Leonard Cohen: I’m Your Man (Lian Lunson, 2006)

Qué maravilla. Quizá Leonard Cohen sea una de las figuras musicales más admirables del Siglo XX y sea, a la vez, una de las más inquietantes. Acá se presenta –o lo presentan- como poeta, monje, cantante y lo que se sume. Entre las muchísimas cosas que podrían decirse sobre Cohen, me gustaría centrarme en una: el concepto de artista paciente, que bien pondera Bono al final del documental (“hay cierta humildad en el hecho de que busque el verso indicado con absoluta paciencia, porque muestra que no cree una genialidad todo lo que hace… y, la verdad, nos podría humillar con todo lo que seguramente tira a la basura”, dice).
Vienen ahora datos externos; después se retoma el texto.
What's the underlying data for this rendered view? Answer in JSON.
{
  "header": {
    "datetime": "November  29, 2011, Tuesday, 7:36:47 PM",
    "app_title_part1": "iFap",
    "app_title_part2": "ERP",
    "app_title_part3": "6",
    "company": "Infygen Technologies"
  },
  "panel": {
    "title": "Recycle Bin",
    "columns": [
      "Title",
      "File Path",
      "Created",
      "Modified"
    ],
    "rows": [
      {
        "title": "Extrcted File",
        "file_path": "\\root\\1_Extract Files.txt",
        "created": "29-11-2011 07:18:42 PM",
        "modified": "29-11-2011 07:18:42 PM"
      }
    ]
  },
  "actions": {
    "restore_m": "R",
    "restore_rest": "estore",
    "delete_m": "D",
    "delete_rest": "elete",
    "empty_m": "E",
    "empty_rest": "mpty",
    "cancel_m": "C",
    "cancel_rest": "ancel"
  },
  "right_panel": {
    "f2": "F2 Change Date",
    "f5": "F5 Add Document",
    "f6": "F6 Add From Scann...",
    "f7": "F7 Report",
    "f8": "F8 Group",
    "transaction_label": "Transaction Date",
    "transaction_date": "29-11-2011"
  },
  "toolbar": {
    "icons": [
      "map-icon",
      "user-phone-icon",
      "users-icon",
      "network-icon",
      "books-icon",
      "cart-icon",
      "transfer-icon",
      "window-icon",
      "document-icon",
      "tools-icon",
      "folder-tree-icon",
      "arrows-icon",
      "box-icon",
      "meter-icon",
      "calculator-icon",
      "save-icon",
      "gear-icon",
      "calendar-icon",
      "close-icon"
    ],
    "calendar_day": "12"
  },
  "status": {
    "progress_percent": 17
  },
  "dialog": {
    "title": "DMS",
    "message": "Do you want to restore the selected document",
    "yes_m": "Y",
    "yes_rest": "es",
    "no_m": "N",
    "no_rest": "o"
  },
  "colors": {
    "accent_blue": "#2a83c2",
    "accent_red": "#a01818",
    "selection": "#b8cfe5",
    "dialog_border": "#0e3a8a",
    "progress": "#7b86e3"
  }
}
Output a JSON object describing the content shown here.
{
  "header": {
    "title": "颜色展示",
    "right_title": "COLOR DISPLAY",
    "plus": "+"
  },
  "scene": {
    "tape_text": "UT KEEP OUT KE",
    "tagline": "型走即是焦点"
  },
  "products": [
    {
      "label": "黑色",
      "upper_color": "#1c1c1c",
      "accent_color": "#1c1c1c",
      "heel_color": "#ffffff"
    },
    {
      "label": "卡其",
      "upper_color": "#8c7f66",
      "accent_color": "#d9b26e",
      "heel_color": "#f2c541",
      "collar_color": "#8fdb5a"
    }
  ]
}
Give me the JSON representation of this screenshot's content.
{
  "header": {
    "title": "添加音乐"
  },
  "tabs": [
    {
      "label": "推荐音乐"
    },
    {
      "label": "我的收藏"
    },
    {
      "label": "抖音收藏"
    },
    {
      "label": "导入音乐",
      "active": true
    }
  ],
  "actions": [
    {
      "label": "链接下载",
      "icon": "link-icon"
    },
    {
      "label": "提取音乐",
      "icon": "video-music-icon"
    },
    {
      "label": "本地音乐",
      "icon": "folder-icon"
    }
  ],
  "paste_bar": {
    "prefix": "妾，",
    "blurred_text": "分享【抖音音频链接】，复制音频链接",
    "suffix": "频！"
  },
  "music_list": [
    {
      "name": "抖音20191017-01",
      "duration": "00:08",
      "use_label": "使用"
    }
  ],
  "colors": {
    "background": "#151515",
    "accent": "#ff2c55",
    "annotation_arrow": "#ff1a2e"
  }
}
Alguna vez le escuché a Sergio Zurita que Cohen había esperado un año hasta que le vino a la mente un verso de Hallelujah. En épocas de inmediatez, de versos ripios, facilones, rápidos, Cohen era una reivindicación de la paciencia en la creación artística. Un año por un verso, dios de mi vida. El otro día le mandaba a Sofía una perorata por Whatsapp pensando en Roberto Bolaño como un escritor cuya concepción de la literatura valía más la pena, quizá, que su propia obra. Lo mismo sucede con Bruce Springsteen. Le contaba que me seducen profundamente los artistas que ciñen su obra en una idea fundamental. Sus versos son como rompecabezas, encajan, decía mi papá mientras veíamos el documental. Cohen quizá pondera la espera, la precisión, quizá sin darse cuenta tampoco, porque es simplemente la manera como concibe el arte. Es lo obvio.